On March 17, 2022, a Bureau of Prisons employee was diligently inspecting the day’s deliveries in the mailroom of USP Thomson, a federal prison in Illinois. As the officer sorted through hundreds of packages and letters addressed to inmates, he began sweating and feeling short of breath. Soon, he was vomiting and had to be rushed to a nearby hospital. Tests revealed the officer had unknowingly come into contact with 19 pieces of mail saturated in a potent amphetamine.
The postal system is the central battleground in the forever war between drug dealers and corrections officials. Recently, the tide has turned in favor of traffickers, who have innovated new ways of infusing dangerous narcotics directly into everything from children’s drawings to love letters. Paper, ink, and stamps are all vehicles for contraband. There have even been reports of inmates rolling joints with family photos laced with fentanyl.
A new bill introduced by Rep. Don Bacon (R-Neb.) proposes new procedures for handling mail that have the potential to disrupt the flow of drugs into federal correctional institutions. It requires the director of the Bureau of Prisons (BOP) to come up with a strategy to achieve three basic goals. These include scanning 100 percent of all incoming mail at federal correctional facilities, providing inmates an electronic copy of their mail within 24 hours of its reception, and delivering the original mail within 30 days if it’s drug-free.

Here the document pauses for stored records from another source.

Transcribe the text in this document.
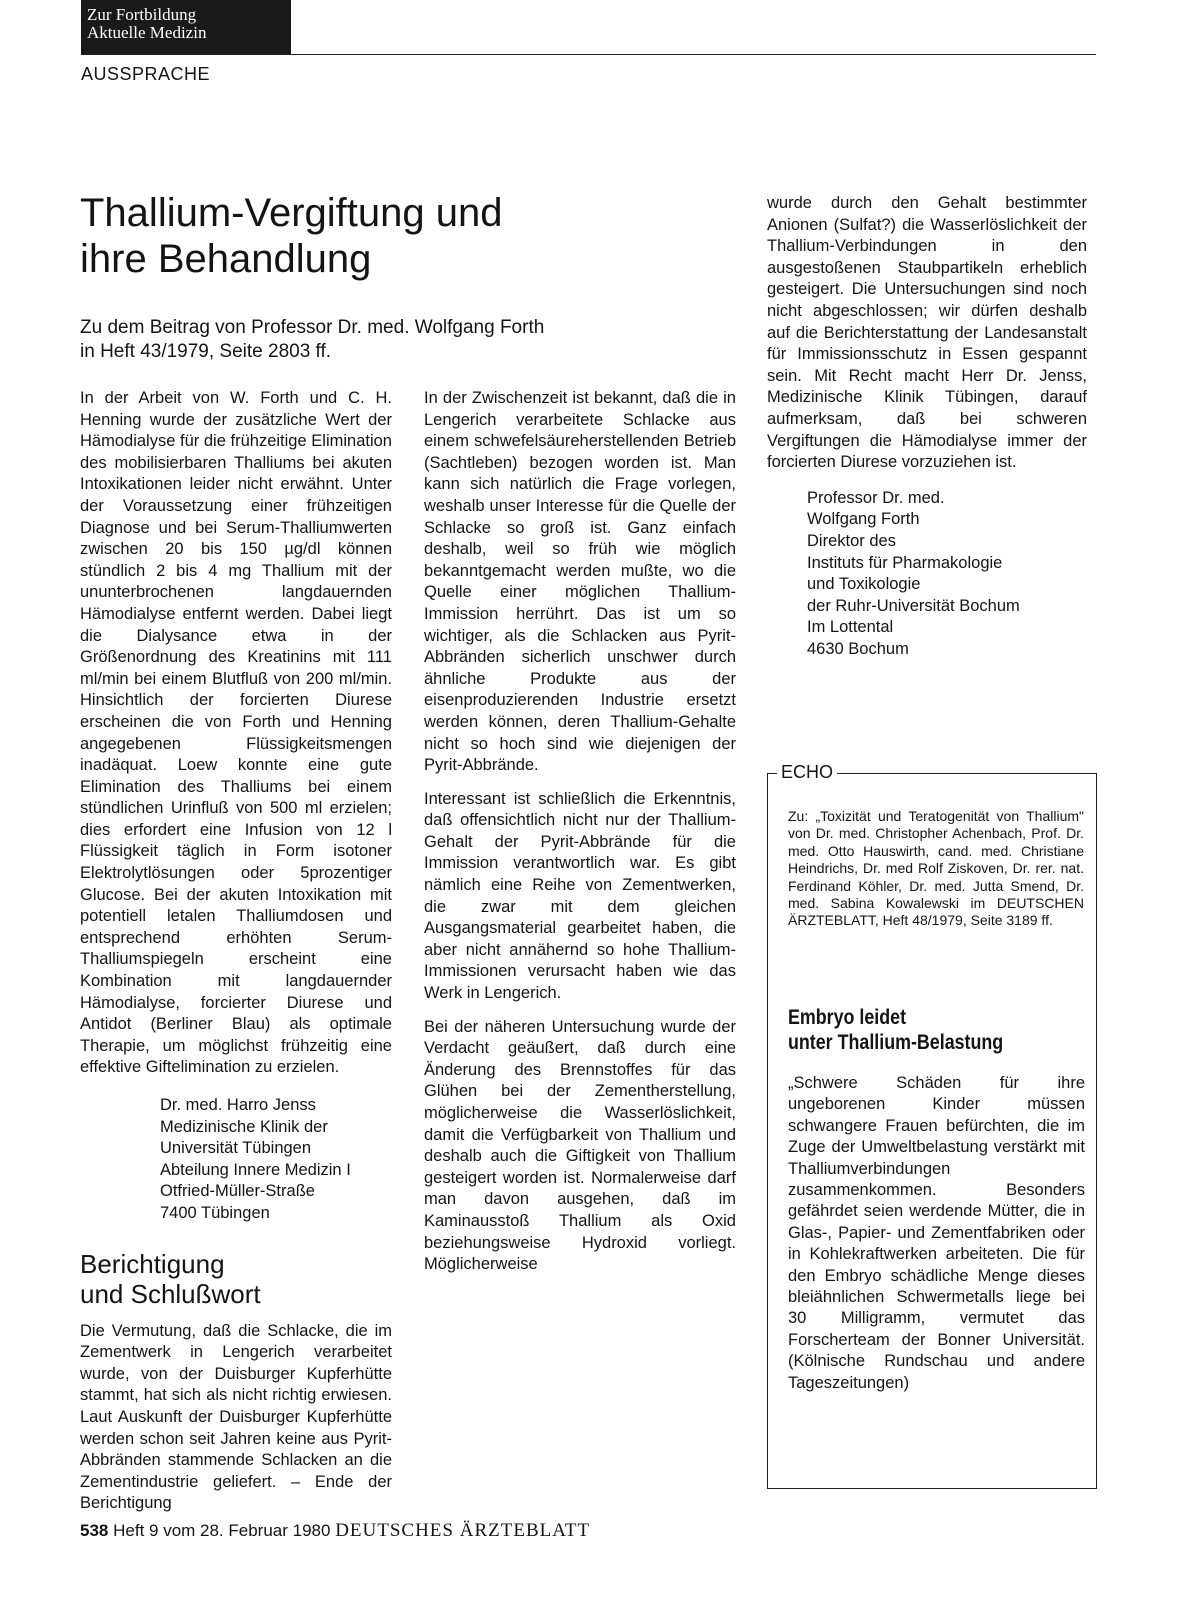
Zur Fortbildung
Aktuelle Medizin
AUSSPRACHE
Thallium-Vergiftung und
ihre Behandlung
Zu dem Beitrag von Professor Dr. med. Wolfgang Forth
in Heft 43/1979, Seite 2803 ff.

In der Arbeit von W. Forth und C. H. Henning wurde der zusätzliche Wert der Hämodialyse für die frühzeitige Elimination des mobilisierbaren Thalliums bei akuten Intoxikationen leider nicht erwähnt. Unter der Voraussetzung einer frühzeitigen Diagnose und bei Serum-Thalliumwerten zwischen 20 bis 150 µg/dl können stündlich 2 bis 4 mg Thallium mit der ununterbrochenen langdauernden Hämodialyse entfernt werden. Dabei liegt die Dialysance etwa in der Größenordnung des Kreatinins mit 111 ml/min bei einem Blutfluß von 200 ml/min. Hinsichtlich der forcierten Diurese erscheinen die von Forth und Henning angegebenen Flüssigkeitsmengen inadäquat. Loew konnte eine gute Elimination des Thalliums bei einem stündlichen Urinfluß von 500 ml erzielen; dies erfordert eine Infusion von 12 l Flüssigkeit täglich in Form isotoner Elektrolytlösungen oder 5prozentiger Glucose. Bei der akuten Intoxikation mit potentiell letalen Thalliumdosen und entsprechend erhöhten Serum-Thalliumspiegeln erscheint eine Kombination mit langdauernder Hämodialyse, forcierter Diurese und Antidot (Berliner Blau) als optimale Therapie, um möglichst frühzeitig eine effektive Giftelimination zu erzielen.

Dr. med. Harro Jenss
Medizinische Klinik der
Universität Tübingen
Abteilung Innere Medizin I
Otfried-Müller-Straße
7400 Tübingen
Berichtigung
und Schlußwort

Die Vermutung, daß die Schlacke, die im Zementwerk in Lengerich verarbeitet wurde, von der Duisburger Kupferhütte stammt, hat sich als nicht richtig erwiesen. Laut Auskunft der Duisburger Kupferhütte werden schon seit Jahren keine aus Pyrit-Abbränden stammende Schlacken an die Zementindustrie geliefert. – Ende der Berichtigung

In der Zwischenzeit ist bekannt, daß die in Lengerich verarbeitete Schlacke aus einem schwefelsäureherstellenden Betrieb (Sachtleben) bezogen worden ist. Man kann sich natürlich die Frage vorlegen, weshalb unser Interesse für die Quelle der Schlacke so groß ist. Ganz einfach deshalb, weil so früh wie möglich bekanntgemacht werden mußte, wo die Quelle einer möglichen Thallium-Immission herrührt. Das ist um so wichtiger, als die Schlacken aus Pyrit-Abbränden sicherlich unschwer durch ähnliche Produkte aus der eisenproduzierenden Industrie ersetzt werden können, deren Thallium-Gehalte nicht so hoch sind wie diejenigen der Pyrit-Abbrände.

Interessant ist schließlich die Erkenntnis, daß offensichtlich nicht nur der Thallium-Gehalt der Pyrit-Abbrände für die Immission verantwortlich war. Es gibt nämlich eine Reihe von Zementwerken, die zwar mit dem gleichen Ausgangsmaterial gearbeitet haben, die aber nicht annähernd so hohe Thallium-Immissionen verursacht haben wie das Werk in Lengerich.

Bei der näheren Untersuchung wurde der Verdacht geäußert, daß durch eine Änderung des Brennstoffes für das Glühen bei der Zementherstellung, möglicherweise die Wasserlöslichkeit, damit die Verfügbarkeit von Thallium und deshalb auch die Giftigkeit von Thallium gesteigert worden ist. Normalerweise darf man davon ausgehen, daß im Kaminausstoß Thallium als Oxid beziehungsweise Hydroxid vorliegt. Möglicherweise

wurde durch den Gehalt bestimmter Anionen (Sulfat?) die Wasserlöslichkeit der Thallium-Verbindungen in den ausgestoßenen Staubpartikeln erheblich gesteigert. Die Untersuchungen sind noch nicht abgeschlossen; wir dürfen deshalb auf die Berichterstattung der Landesanstalt für Immissionsschutz in Essen gespannt sein. Mit Recht macht Herr Dr. Jenss, Medizinische Klinik Tübingen, darauf aufmerksam, daß bei schweren Vergiftungen die Hämodialyse immer der forcierten Diurese vorzuziehen ist.

Professor Dr. med.
Wolfgang Forth
Direktor des
Instituts für Pharmakologie
und Toxikologie
der Ruhr-Universität Bochum
Im Lottental
4630 Bochum
ECHO
Zu: „Toxizität und Teratogenität von Thallium" von Dr. med. Christopher Achenbach, Prof. Dr. med. Otto Hauswirth, cand. med. Christiane Heindrichs, Dr. med Rolf Ziskoven, Dr. rer. nat. Ferdinand Köhler, Dr. med. Jutta Smend, Dr. med. Sabina Kowalewski im DEUTSCHEN ÄRZTEBLATT, Heft 48/1979, Seite 3189 ff.
Embryo leidet
unter Thallium-Belastung
„Schwere Schäden für ihre ungeborenen Kinder müssen schwangere Frauen befürchten, die im Zuge der Umweltbelastung verstärkt mit Thalliumverbindungen zusammenkommen. Besonders gefährdet seien werdende Mütter, die in Glas-, Papier- und Zementfabriken oder in Kohlekraftwerken arbeiteten. Die für den Embryo schädliche Menge dieses bleiähnlichen Schwermetalls liege bei 30 Milligramm, vermutet das Forscherteam der Bonner Universität. (Kölnische Rundschau und andere Tageszeitungen)
538 Heft 9 vom 28. Februar 1980 DEUTSCHES ÄRZTEBLATT
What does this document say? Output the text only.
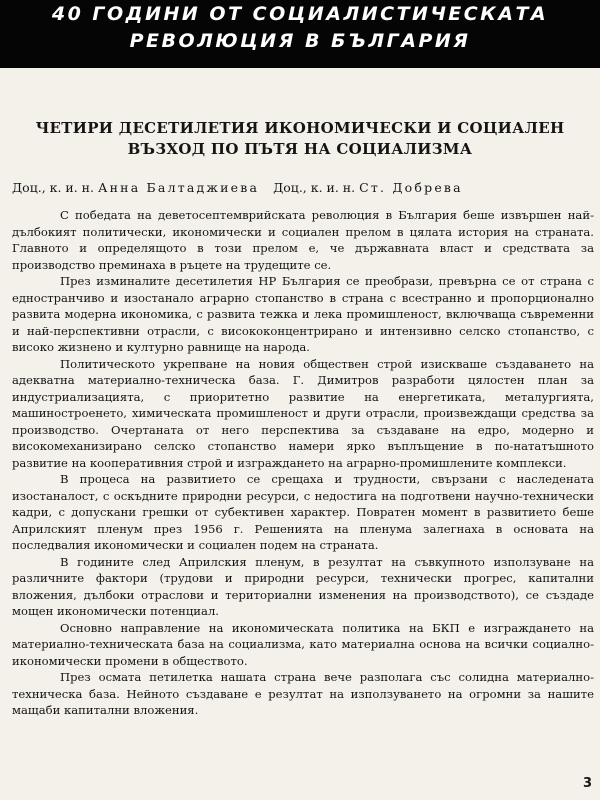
40 ГОДИНИ ОТ СОЦИАЛИСТИЧЕСКАТА
РЕВОЛЮЦИЯ В БЪЛГАРИЯ
ЧЕТИРИ ДЕСЕТИЛЕТИЯ ИКОНОМИЧЕСКИ И СОЦИАЛЕН
ВЪЗХОД ПО ПЪТЯ НА СОЦИАЛИЗМА
Доц., к. и. н. Анна Балтаджиева Доц., к. и. н. Ст. Добрева

С победата на деветосептемврийската революция в България беше извършен най-дълбокият политически, икономически и социален прелом в цялата история на страната. Главното и определящото в този прелом е, че държавната власт и средствата за производство преминаха в ръцете на трудещите се.

През изминалите десетилетия НР България се преобрази, превърна се от страна с едностранчиво и изостанало аграрно стопанство в страна с всестранно и пропорционално развита модерна икономика, с развита тежка и лека промишленост, включваща съвременни и най-перспективни отрасли, с висококонцентрирано и интензивно селско стопанство, с високо жизнено и културно равнище на народа.

Политическото укрепване на новия обществен строй изискваше създаването на адекватна материално-техническа база. Г. Димитров разработи цялостен план за индустриализацията, с приоритетно развитие на енергетиката, металургията, машиностроенето, химическата промишленост и други отрасли, произвеждащи средства за производство. Очертаната от него перспектива за създаване на едро, модерно и високомеханизирано селско стопанство намери ярко въплъщение в по-нататъшното развитие на кооперативния строй и изграждането на аграрно-промишлените комплекси.

В процеса на развитието се срещаха и трудности, свързани с наследената изостаналост, с оскъдните природни ресурси, с недостига на подготвени научно-технически кадри, с допускани грешки от субективен характер. Повратен момент в развитието беше Априлският пленум през 1956 г. Решенията на пленума залегнаха в основата на последвалия икономически и социален подем на страната.

В годините след Априлския пленум, в резултат на съвкупното използуване на различните фактори (трудови и природни ресурси, технически прогрес, капитални вложения, дълбоки отраслови и териториални изменения на производството), се създаде мощен икономически потенциал.

Основно направление на икономическата политика на БКП е изграждането на материално-техническата база на социализма, като материална основа на всички социално-икономически промени в обществото.

През осмата петилетка нашата страна вече разполага със солидна материално-техническа база. Нейното създаване е резултат на използуването на огромни за нашите мащаби капитални вложения.

3
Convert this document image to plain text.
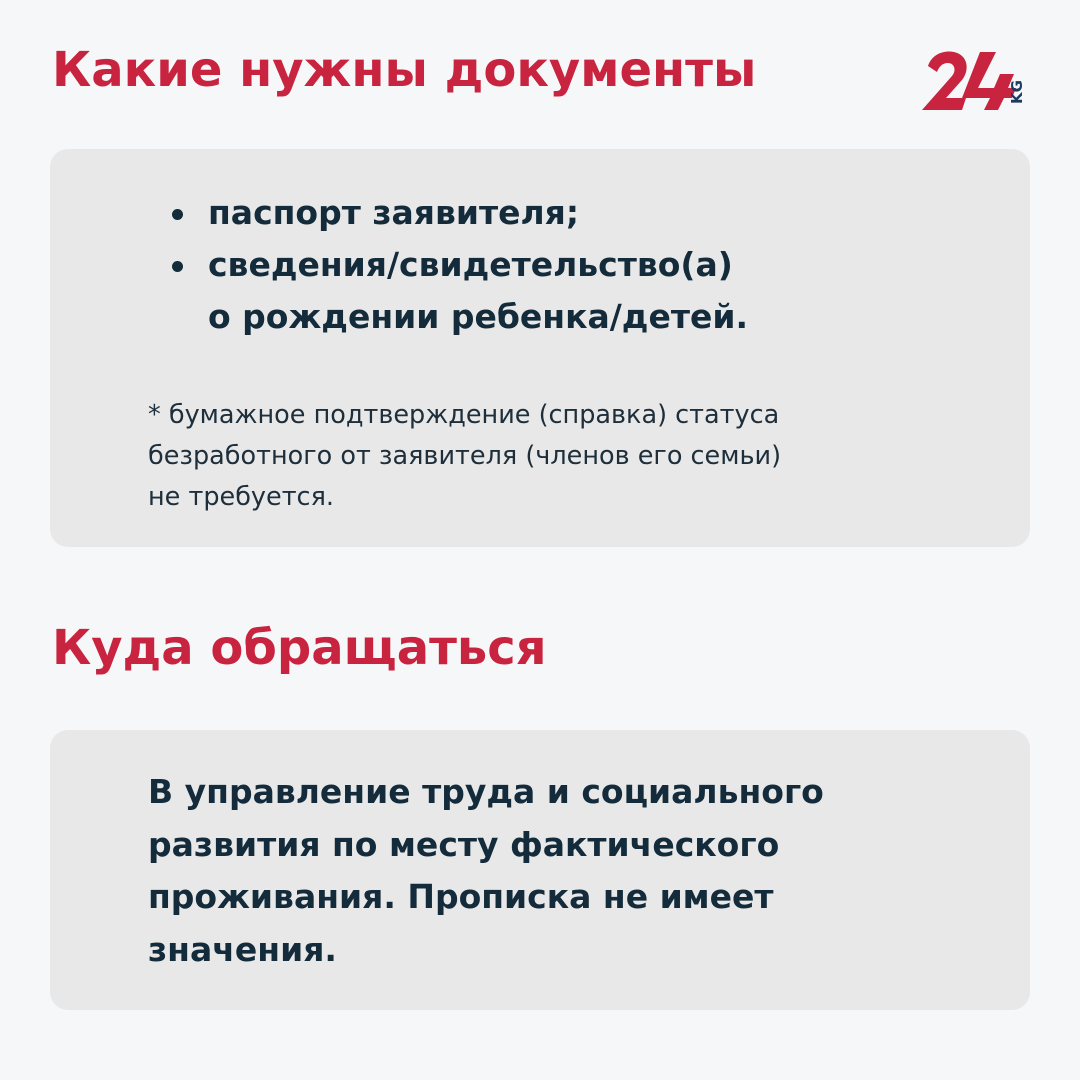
Какие нужны документы	KG
паспорт заявителя;
сведения/свидетельство(а)
о рождении ребенка/детей.

* бумажное подтверждение (справка) статуса
безработного от заявителя (членов его семьи)
не требуется.

Куда обращаться

В управление труда и социального
развития по месту фактического
проживания. Прописка не имеет
значения.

Bacon is building off an interdiction pilot program launched in 2020 at a pair of federal institutions to scan all incoming mail. According to the BOP, “the mail scanning program reduced the number of synthetic drug introductions via general postal mail to effectively zero over the pilot project period.”
One problem with the pilot is that the original letters were destroyed after inspection. Importantly, the proposed bill protects the right of incarcerated people to receive physical mail. This is a huge improvement over the increasingly common practice of banning physical mail entirely in prisons. A greeting card or piece of artwork from a loved one provides a lifeline for people behind bars. Taking away the tactile experience of touching a handwritten letter, or smelling perfume on an envelope would likely have a negative impact on prisoner well-being, which can increase recidivism and antisocial behavior.
At the same time, correctional officers — who have some of the most difficult and dangerous jobs in the public sector — deserve a safe work environment. USP Thomson, the same facility in Illinois where the mailroom worker was hospitalized, reported nearly 300 sexual assaults on staff last year. Unsafe conditions are one of the primary reasons correctional facilities and law enforcement are in the midst of a recruitment and retention emergency. The least we can do is to try and keep them from being poisoned on the job.
Last month Texas implemented mandatory mail scanning after the state was forced to implement an emergency six-week lockdown because of synthetic drugs. In addition to Texas, at least 14 other states have banned physical mail to stem the flow of controlled substances into prisons. One of those is Pennsylvania, which relies on a Florida-based company called Smart Communications to do the job — the same company the Bureau of Prisons contracted for the federal pilot. Scanning all prison mail into a government database could have potential civil liberty implications, so officials may want to consider a record retention policy down the line.
Five years ago, a colleague and I created a report chronicling the opioid epidemic when there were about 47,500 overdose deaths per year in the United States. What was a then crisis has metastasized into a full-blown calamity, with over 80,000 annual fatalities caused by opioids. Overdose deaths in prisons and jails have been climbing even faster. From 2001 to 2018, the number of people who died of drug or alcohol intoxication in state prisons rose more than 600 percent, according to the Bureau of Justice Statistics. We owe it to people in prison, many of whom struggle with drug abuse, to create an environment conducive to addiction treatment.
The good news is that Bacon’s bill isn’t one of those federal projects that will take years to get off the ground. The legislation only gives the Bureau of Prisons 270 days to come up with a strategy. It’s a constructive first step toward stemming the flood of drugs into U.S. prisons and ensuring a safe environment for workers and prisoners alike.
Logan Seacrest is a resident fellow on the R Street Institute’s Criminal Justice and Civil Liberties team.